I suspect the leaders resisted Jesus for a number of reasons: firstly, Jesus was not one of them, he hadn’t been trained by any of their esteemed rabbis and wasn’t from any of the Temple’s elite families.  

He was the son of a carpenter and had just appeared amongst them, and yet people accepted him as a rabbi. And he had an intimate knowledge of God that the Temple rabbis seemed to lack.

He didn’t behave as they did: Jesus followed the laws of Moses and the prophets and yet his message was of love and reconciliation.  And I wonder if the leaders weren’t just a little jealous of Jesus, not only for his miracles and teaching but because people responded to his message of love.  

We can have our own preconceived ideas of who and what Jesus is, and if he doesn’t fit our expectations, we can have doubts.  If our prayers are not answered as we expect, we might have doubts.

I think that at times, the disciples must have had doubts about Jesus.  They had expected Jesus to save Israel and yet he had been executed.  They had seen the risen Lord and watched him ascend to heaven and now were waiting for what would happen next.

So they continued to meet together and to pray together in anticipation.  They continued to believe even as they waited.
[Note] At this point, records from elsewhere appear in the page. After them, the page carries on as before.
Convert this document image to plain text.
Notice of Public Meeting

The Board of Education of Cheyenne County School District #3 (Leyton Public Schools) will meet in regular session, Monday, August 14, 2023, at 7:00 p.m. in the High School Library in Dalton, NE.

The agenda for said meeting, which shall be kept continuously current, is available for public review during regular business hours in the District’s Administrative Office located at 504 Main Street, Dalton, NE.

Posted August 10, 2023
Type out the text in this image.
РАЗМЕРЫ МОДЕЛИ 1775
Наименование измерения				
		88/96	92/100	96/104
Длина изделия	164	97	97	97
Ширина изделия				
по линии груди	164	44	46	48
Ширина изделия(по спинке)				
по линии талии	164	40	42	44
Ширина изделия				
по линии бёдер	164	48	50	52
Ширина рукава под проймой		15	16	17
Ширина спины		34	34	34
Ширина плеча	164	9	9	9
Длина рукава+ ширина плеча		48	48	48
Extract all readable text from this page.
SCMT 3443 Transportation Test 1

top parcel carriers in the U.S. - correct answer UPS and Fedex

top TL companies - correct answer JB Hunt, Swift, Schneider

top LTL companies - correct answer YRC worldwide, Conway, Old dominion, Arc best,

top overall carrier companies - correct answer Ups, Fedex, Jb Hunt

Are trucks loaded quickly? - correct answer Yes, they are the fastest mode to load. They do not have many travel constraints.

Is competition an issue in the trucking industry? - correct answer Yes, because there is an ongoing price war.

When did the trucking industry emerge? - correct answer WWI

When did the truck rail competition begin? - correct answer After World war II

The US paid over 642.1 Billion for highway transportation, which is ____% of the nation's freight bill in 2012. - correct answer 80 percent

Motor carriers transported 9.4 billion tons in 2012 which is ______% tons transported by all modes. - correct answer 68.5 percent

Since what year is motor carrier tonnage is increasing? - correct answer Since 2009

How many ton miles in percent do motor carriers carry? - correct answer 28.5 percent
And the Holy Spirit came to them in quite dramatic ways.  That is the same Holy Spirit of God who will still come to anyone who asks.


The Holy Spirit is the giver of gifts to believers:  we are given wisdom, counsel and understanding, we are given inward strength and knowledge of God. 

We are given true godliness and a fear of the Lord, enabling us to see all people as our brothers and sisters. 

The first letter of John tells us: “We love because he first loved us.”  When God called our name, God didn’t say that God would only love us if we behaved a certain way.

God loves us. We have a choice to respond to that love or we can refuse it.  My friends, you are offered the love of God the father, through God the son and empowered and encouraged by God the Holy Spirit. Take that love and give thanks.